Auch in anderen Teilen des Landes hätten Frauen demonstriert: Am Sonntagmorgen versammelten sich hunderte von Frauen vor der Universität Herat um bei einem Protestmarsch ihr Recht auf Bildung und Sicherheit für Hazaras einzufordern. Zeug*innen berichteten, dass die Taliban auf die Protestierenden geschossen hätten. Eine Demonstrantin sei zudem zu Boden gerissen worden, als ein Taliban sie am Kopftuch gepackt habe.

30.09.22: Laut Reuters tötete ein Selbstmordattentäter im Kaaj-Bildungszentrum im Kabuler Stadtteil Dashte Barchi mindestens 19 Menschen, mehrere weitere seien verletzt worden. Der Stadtteil werde von er schiitischen Minderheit der Hazara bewohnt. Bei der Explosion seien vor allem Frauen getroffen worden, die sich in der Nähe des Haupttores, durch das der Selbstmordattentäter eintrat, versammelt hätten. Zu der Tat bekannte sich niemand. Das Hazara-Viertel Dashte Barchi sei bereits im April Ziel eines Anschlags geworden, als laut BBC bei einem doppelten Bombenanschlag auf eine Jungenschule mindestens sechs Menschen getötet und mehr als 20 verletzt wurden. Seit der Machtübernahme der Taliban im August 2021 seien laut Human Rights Watch bei 16 Anschlägen mindestens 700 Hazara getötet worden. Zu 13davon bekannte sich der ISIS-K.

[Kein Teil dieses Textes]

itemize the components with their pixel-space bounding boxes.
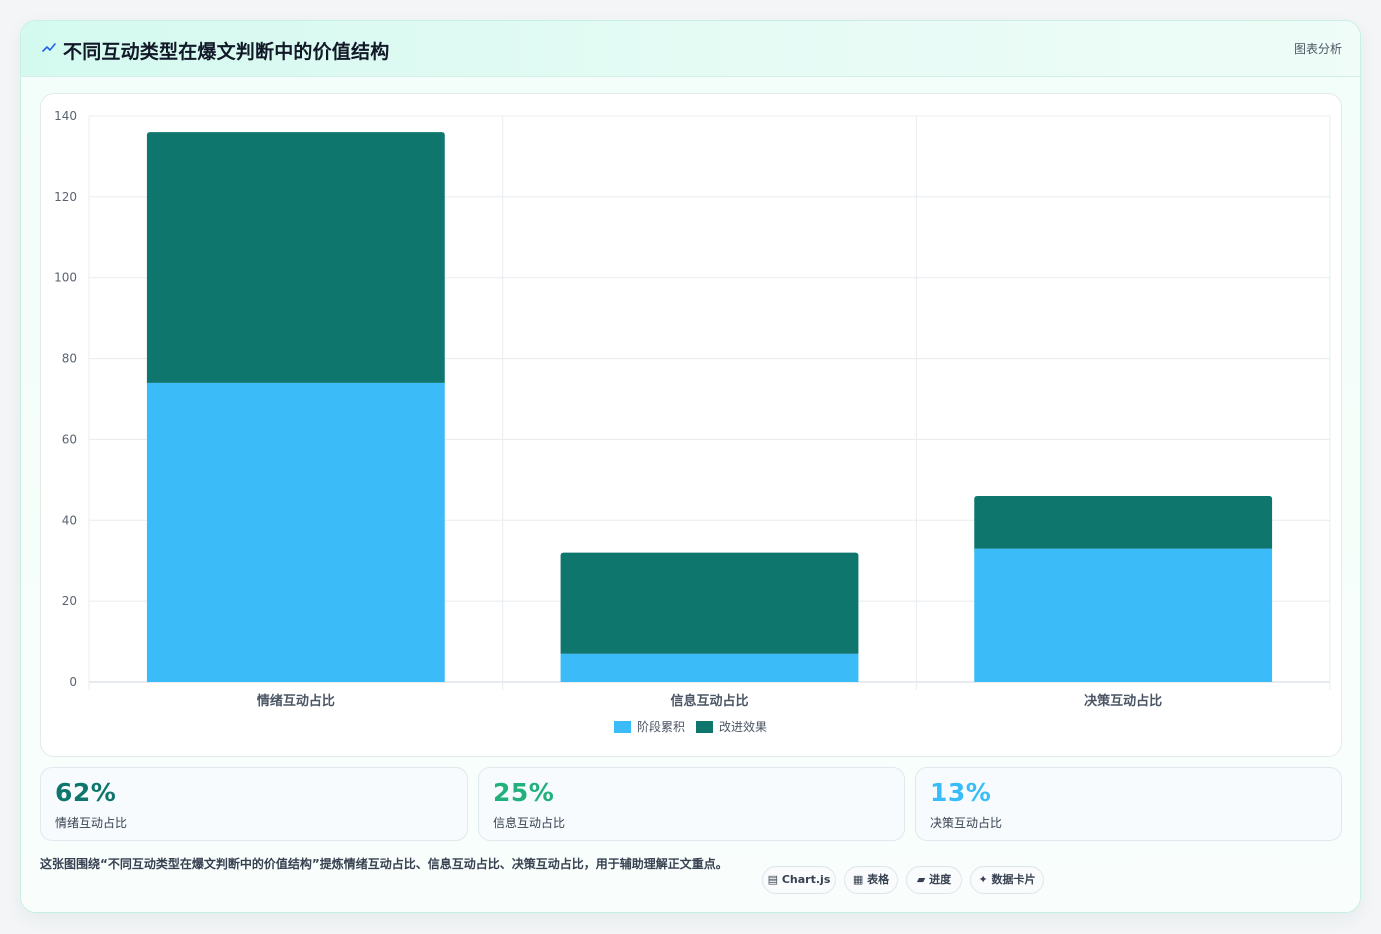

26.09.2022: ACPAS, ein Projekt in Genf, welches Analysen für humanitäre Organisationen erstellt, publizierte den halbjährlichen erscheinenden Bericht Afghanistan Risk Overview, der die grössten Risiken in Afghanistan aufzeigt, welche die humanitäre Situation in den nächsten sechs Monaten beeinflussen könnten. ACAPS geht davon aus, dass mit Beginn der Wintersaison die Lebensbedingungen der Afghan*innen schwieriger und die meisten Menschen weiterhin in hohem Masse auf humanitäre Hilfe angewiesen sein werden. Die Isolierung der Zentralbank, das Einfrieren von Auslandsguthaben, die Verhängung von Sanktionen und die Aussetzung der bilateralen Hilfe haben das Land in eine finanzielle und wirtschaftliche Krise gestürzt. Die Ernährungsunsicherheit habe zugenommen: 89 % der afghanischen Haushalte seien weiterhin von einem Mangel an Nahrungsmitteln betroffen. Dass die Taliban weiterhin Regierungsmitarbeiter durch unqualifiziertes Personal ersetzten, untergrabe die ohnehin schwache Regierungsführung. ACPAS geht auch auf die schlechte Menschenrechtsbilanz der Taliban und auf das harte Vorgehen der Taliban gegen Anti-Taliban Gruppen ein.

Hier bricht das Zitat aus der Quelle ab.